山に向かうとさすがにまだ雪が残っている。真っ直ぐ進む線路だけが除雪されていて土の二等辺三角形だ。山間に入ると和賀仙人なんて変わった駅があったりする。錦秋湖というダム湖の脇を列車は進む。意外にスピードが出る。冬に乗った三江線に比べるとずいぶん速い。このあたりの東北の駅名には、○○目というものが沢山ある。北上線には立川目、横川目。陸羽東泉には塚目、上野目、どういう意味なんだろう。扇状地の末端とかの、地形の変わり目ということなんだろうか。そんな気もするが、確証はない。謎だ。なんだか気になる。

さて、横手駅に到着。ここは秋田県。駅のホームでは駅員さんが人力での除雪作業の真っ最中、ここは機械力でというわけにはいかないんだろう。奥羽線への乗り継ぎがすぐなのが残念、降りてブラブラする時間はない。新庄行きがすぐにやって来る。車窓の右手に鳥海山が見える。真っ白だ。ここには6月にスキーで二度来たことがあるのだから、これぐらい積もっていないと夏まで残らない。あの頃は大阪から夜行寝台特急「日本海」で羽後本荘まで来て、そこから矢島線だったが、いまは日本海沿いに走る直通長距離列車はないし、矢島線も由利高原鉄道と第3セクターとなった。北陸新幹線はできても関西から東北がかえって遠くなったような気がする。

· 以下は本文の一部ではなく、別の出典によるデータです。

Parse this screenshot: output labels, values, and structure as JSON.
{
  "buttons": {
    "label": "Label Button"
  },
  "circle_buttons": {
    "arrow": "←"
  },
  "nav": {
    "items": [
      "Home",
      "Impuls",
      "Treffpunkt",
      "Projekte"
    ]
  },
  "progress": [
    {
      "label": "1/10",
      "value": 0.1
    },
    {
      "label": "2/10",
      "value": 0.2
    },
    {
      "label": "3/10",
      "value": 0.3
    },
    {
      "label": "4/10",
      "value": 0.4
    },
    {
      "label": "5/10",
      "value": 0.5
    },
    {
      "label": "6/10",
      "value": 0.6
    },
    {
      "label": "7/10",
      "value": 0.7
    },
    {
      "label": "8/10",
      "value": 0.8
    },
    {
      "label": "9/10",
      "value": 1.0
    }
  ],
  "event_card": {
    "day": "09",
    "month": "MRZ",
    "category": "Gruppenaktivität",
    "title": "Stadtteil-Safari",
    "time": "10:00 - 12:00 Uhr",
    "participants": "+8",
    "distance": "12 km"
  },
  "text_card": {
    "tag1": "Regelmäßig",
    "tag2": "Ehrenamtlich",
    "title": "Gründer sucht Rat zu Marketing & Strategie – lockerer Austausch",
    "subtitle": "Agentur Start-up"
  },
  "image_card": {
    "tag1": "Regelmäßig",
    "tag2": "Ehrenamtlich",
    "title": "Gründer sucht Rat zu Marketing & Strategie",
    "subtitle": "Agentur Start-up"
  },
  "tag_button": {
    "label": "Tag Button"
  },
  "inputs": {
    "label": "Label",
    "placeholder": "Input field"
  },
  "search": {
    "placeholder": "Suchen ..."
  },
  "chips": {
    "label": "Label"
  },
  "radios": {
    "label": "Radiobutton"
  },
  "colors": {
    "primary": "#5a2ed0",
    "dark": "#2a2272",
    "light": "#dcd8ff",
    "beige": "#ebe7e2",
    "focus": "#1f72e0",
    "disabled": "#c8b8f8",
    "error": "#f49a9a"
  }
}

秋田県から山形県へ。ここでも不思議なことがある。テッちゃんらしく運転席の横にへばり付いていると、院内駅と及位(のぞき)駅の間だけ複線になっていることに気付く。県境越えの箇所だから平均通過人員が最も少ない区間のはず、ただでさえ奥羽線のなかで新庄~大曲は最も少ない数字なのだ。それなのに、ここだけ複線にしている意味は何なんだろう。新庄から先も山形新幹線を伸ばすという構想があって、工事が難しい部分を先に整備したのだろうか。これは謎の区間だ。秋田新幹線と山形新幹線のあいだ、横手はそういう位置にある。新幹線に乗るのに大曲に出るか新庄に出るか、微妙なところだろう。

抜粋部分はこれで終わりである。